In silenzio, gentili e accoglienti gli uni gli altri, i liberi disegnatori della Santa Rosa – la libera scuola di disegno fondata nel 2017 a Firenze da Francesco Lauretta e Luigi Presicce, ieri a Siracusa, domani altrove, quasi sempre a Firenze, e che tanto lustro sta dando al panorama artistico italiano edulcorato e dopato – siedono e disegnano. Non vogliono sentir nulla. Il loro è un ufficio immancabile, ad elevata dipendenza. Si guardano negli occhi, si lanciano sguardi di sottecchi, o furtivi, o aperti. Ognuno col proprio segno. Veloci, nervosi, trattenuti, lievi, sfumati, delicati. Raffigurano a vicenda se stessi, o qualsiasi altra cosa cada sotto i loro occhi, disanimata.

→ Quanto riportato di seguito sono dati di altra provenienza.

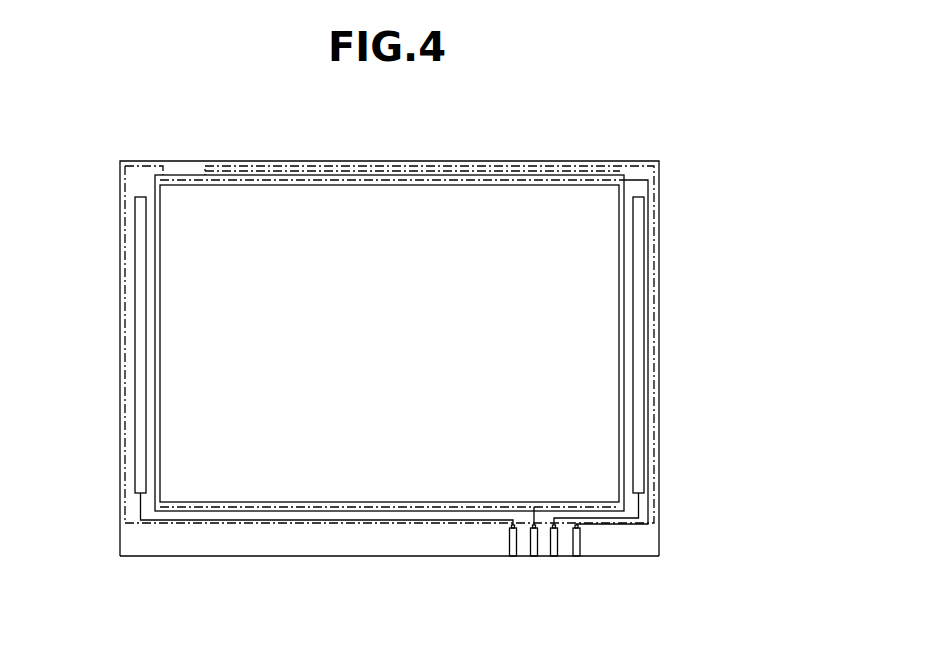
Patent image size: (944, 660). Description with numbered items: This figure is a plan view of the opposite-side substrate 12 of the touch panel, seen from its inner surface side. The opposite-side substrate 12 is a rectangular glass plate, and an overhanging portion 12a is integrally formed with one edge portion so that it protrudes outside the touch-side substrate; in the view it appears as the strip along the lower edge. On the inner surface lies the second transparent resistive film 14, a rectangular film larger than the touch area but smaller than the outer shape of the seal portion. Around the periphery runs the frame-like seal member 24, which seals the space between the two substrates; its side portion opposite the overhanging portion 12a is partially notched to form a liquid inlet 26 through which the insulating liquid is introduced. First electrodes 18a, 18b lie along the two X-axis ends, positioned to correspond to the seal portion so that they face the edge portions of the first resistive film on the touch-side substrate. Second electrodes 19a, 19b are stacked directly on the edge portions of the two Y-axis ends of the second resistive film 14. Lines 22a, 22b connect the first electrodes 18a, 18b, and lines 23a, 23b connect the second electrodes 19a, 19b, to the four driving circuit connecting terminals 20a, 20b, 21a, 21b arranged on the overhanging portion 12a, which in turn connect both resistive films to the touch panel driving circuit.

The liquid inlet 26 is at (182, 162).
The opposite-side substrate 12 is at (634, 160).
The overhanging portion 12a is at (340, 547).
The second transparent resistive film 14 is at (314, 203).
The frame-like seal member 24 is at (538, 168).
The first electrode 18a is at (140, 361).
The first electrode 18b is at (638, 240).
The second electrode 19a is at (420, 182).
The second electrode 19b is at (407, 505).
The line 22a is at (272, 521).
The line 22b is at (574, 515).
The line 23a is at (649, 465).
The line 23b is at (530, 512).
The driving circuit connecting terminal 20a is at (513, 554).
The driving circuit connecting terminal 20b is at (556, 554).
The driving circuit connecting terminal 21a is at (578, 554).
The driving circuit connecting terminal 21b is at (531, 554).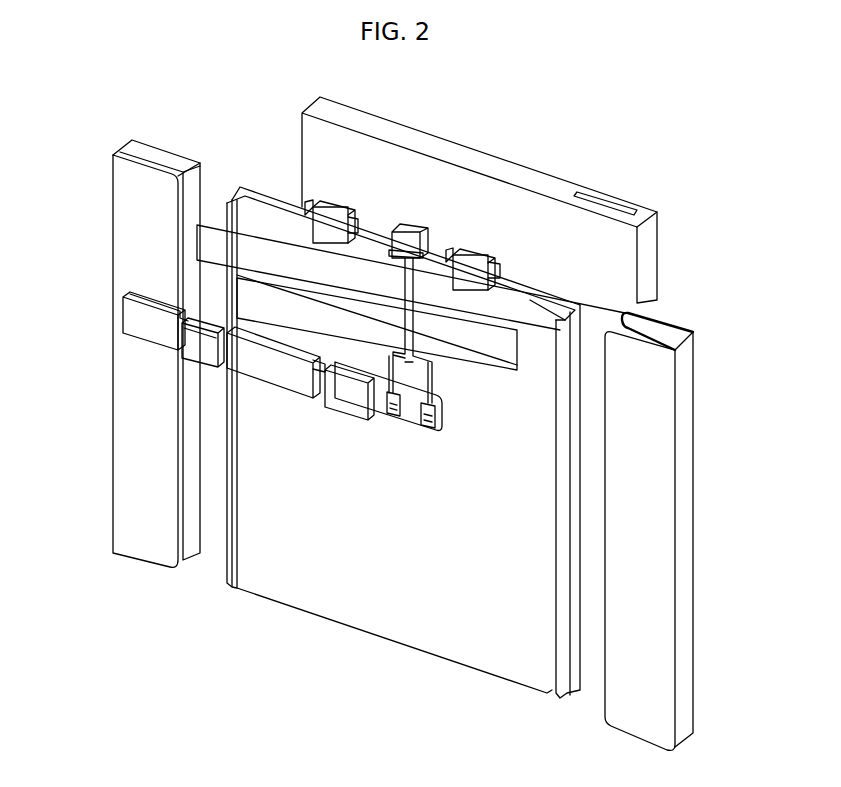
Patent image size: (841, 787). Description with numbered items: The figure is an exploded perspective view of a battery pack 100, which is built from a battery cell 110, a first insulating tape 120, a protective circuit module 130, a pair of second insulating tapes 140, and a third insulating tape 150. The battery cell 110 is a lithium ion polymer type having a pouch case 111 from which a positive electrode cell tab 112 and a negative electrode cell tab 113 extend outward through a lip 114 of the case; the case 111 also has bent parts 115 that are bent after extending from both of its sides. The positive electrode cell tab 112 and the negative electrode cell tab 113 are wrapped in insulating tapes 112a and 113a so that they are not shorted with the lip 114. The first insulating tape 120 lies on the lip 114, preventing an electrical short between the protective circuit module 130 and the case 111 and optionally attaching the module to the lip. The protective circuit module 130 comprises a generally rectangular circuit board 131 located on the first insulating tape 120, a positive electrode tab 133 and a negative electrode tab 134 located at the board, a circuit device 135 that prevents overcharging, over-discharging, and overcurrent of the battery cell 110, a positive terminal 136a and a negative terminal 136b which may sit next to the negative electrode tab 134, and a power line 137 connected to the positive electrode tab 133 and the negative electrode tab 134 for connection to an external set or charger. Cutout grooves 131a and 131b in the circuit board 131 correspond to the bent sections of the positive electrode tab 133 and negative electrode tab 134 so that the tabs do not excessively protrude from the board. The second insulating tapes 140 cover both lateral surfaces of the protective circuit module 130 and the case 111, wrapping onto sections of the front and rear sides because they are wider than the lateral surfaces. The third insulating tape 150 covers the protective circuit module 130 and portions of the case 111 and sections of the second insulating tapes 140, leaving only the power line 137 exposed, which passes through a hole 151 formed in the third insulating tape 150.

The battery pack 100 is at (703, 196).
The battery cell 110 is at (411, 651).
The pouch case 111 is at (337, 608).
The positive electrode cell tab 112 is at (322, 203).
The insulating tape 112a is at (352, 217).
The negative electrode cell tab 113 is at (460, 247).
The insulating tape 113a is at (497, 263).
The lip 114 is at (276, 208).
The bent parts 115 is at (223, 217).
The first insulating tape 120 is at (205, 233).
The protective circuit module 130 is at (370, 418).
The circuit board 131 is at (442, 415).
The cutout groove 131a is at (187, 313).
The cutout groove 131b is at (342, 367).
The positive electrode tab 133 is at (197, 348).
The negative electrode tab 134 is at (333, 396).
The circuit device 135 is at (130, 317).
The positive terminal 136a is at (400, 421).
The negative terminal 136b is at (435, 435).
The power line 137 is at (398, 379).
The second insulating tapes 140 is at (118, 197).
The third insulating tape 150 is at (442, 141).
The hole 151 is at (608, 203).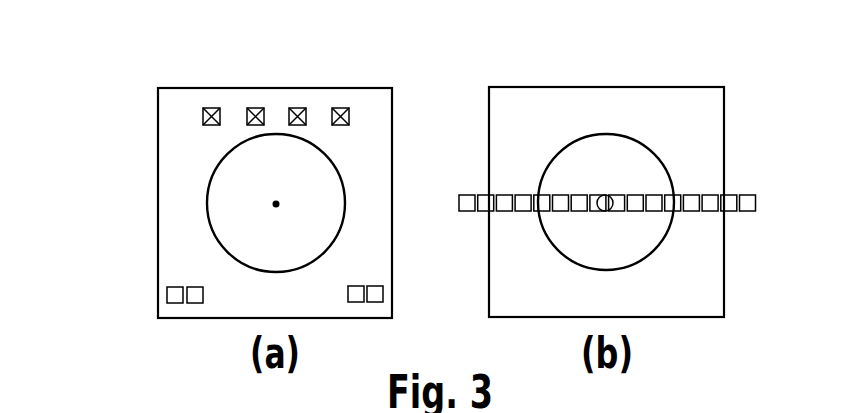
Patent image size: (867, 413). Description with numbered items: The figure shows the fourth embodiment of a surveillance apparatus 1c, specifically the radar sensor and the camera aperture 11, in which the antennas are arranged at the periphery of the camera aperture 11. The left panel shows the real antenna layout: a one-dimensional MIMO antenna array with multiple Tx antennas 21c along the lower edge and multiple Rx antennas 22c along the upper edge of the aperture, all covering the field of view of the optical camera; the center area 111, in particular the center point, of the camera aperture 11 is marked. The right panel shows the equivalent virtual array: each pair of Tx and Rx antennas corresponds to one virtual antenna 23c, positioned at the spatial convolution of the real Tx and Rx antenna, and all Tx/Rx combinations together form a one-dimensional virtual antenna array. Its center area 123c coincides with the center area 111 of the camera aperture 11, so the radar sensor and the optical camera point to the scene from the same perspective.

Un miracolo. Ad aleggiare non v’è alcuno spirito, come ci si aspetta che sia scritto, ma la noncuranza della gratuità. L’involucro che ci avvolge si disfa in segno e avanza inesorabilmente verso la sua fine. Il fine del disegno.
Come esempio porto “Angelo che mangia” di Francesco Lauretta. Mangiavo erbe del campo, o fiori, o merda? Il calice dell’eterna alleanza sembrerebbe esser pronto a raccogliere quella spessa e sospesa materia. Tra il sentire e il dire passa l’escrezione, la primaria e più risoluta forma d’arte.